2. The airtight connector according to claim 1, characterized in that, The first base has a third groove on the side facing the first heat insulation part, and the first heat insulation part has a fourth groove on the side facing the first base. The third groove and the fourth groove are arranged opposite to each other. The airtight connector includes a first adhesive strip, which is located between the third groove and the fourth groove. The third groove and the fourth groove squeeze the first adhesive strip to seal the gap between the first base and the first heat insulation part.

3. A pressurized chamber, characterized in that, The pressurized chamber includes a first chamber unit and a second chamber unit, which are connected and sealed by an airtight connector, wherein the airtight connector is the airtight connector as described in any one of claims 1-2.

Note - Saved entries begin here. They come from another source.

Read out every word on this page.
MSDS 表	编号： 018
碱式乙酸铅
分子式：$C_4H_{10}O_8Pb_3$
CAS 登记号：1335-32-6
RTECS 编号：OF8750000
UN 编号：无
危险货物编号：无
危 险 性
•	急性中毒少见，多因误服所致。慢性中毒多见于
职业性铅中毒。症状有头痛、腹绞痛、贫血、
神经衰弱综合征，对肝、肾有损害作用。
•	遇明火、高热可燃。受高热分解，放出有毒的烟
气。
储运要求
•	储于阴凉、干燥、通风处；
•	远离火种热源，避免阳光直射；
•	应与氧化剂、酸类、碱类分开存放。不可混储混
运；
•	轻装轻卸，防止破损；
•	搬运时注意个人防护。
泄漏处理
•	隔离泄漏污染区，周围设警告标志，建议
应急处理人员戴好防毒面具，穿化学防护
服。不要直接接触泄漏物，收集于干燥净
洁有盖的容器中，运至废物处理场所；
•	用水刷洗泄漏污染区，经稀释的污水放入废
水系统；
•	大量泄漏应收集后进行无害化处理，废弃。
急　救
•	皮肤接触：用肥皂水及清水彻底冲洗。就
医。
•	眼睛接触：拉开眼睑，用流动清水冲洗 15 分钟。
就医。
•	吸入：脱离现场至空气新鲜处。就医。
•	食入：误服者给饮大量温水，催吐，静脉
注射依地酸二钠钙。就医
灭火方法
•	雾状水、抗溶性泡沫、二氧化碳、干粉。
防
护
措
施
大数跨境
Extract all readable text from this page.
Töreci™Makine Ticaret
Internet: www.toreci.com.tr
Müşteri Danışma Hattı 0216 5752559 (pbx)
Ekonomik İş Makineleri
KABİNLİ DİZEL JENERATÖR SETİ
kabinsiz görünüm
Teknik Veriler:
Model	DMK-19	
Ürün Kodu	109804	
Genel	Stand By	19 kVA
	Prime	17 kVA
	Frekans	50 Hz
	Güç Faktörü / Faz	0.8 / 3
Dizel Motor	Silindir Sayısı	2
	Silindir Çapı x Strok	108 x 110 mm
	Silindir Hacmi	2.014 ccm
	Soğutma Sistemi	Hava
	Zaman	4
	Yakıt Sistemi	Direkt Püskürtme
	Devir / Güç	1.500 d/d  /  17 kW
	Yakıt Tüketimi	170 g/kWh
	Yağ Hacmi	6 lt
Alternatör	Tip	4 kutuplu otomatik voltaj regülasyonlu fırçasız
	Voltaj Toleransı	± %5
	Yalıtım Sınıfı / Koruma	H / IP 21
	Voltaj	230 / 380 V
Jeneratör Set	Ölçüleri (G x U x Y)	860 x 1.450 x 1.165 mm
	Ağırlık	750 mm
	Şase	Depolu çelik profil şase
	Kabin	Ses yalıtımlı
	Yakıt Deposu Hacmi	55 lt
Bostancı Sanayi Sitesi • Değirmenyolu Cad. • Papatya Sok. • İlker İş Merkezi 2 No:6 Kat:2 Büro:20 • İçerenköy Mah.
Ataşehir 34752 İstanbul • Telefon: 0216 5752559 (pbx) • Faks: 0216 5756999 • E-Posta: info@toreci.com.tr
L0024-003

4. The pressurized chamber according to claim 3, characterized in that, The pressurized chamber includes a connecting assembly. The first chamber unit includes a first profile, and the second chamber unit includes a second profile. The first profile and the second profile are disposed opposite to each other. The first fixing part is connected to the first profile, and the second fixing part is connected to the second profile. The first fixing part and the second fixing part are located inside the first chamber unit and the second chamber unit. The connecting assembly connects the first profile and the second profile and is located outside the first chamber unit and the second chamber unit.

5. The pressurized chamber according to claim 4, characterized in that, The connecting assembly includes a base plate, two fastening components, and two adjacent corner pieces. The two corner pieces are respectively connected to the first profile and the second profile. Each corner piece has a first through hole. At least two first limiting blocks protrude from one side of the base plate. The at least two first limiting blocks extend into at least two first through holes. The fastening components are used to fix the corner pieces to the base plate.

6. The pressurized chamber according to claim 5, characterized in that, The fastening assembly includes a rotating shaft and a second limiting block disposed at one end of the rotating shaft. The other end of the rotating shaft is connected to the base plate. The second limiting block is elongated, and the first through hole is a strip-shaped hole. The extension direction of the second limiting block is different from the extension direction of the first through hole. The second limiting block is located inside the corner piece.

7. The pressurized chamber according to claim 6, characterized in that, The connecting assembly includes a third fastener, a bushing is provided on the other side of the base plate, the other end of the rotating shaft passes through the bushing, the bushing is provided with two opposing second through holes, the rotating shaft is provided with a third through hole, and the third fastener passes through the second through hole and the third through hole to connect the rotating shaft to the base plate.

8. The pressurized chamber according to claim 7, characterized in that, The connecting assembly includes a fourth fastener, and the bottom of the bushing is provided with a fixing plate. The fourth fastener passes through the fixing plate and the base plate to connect the bushing and the base plate.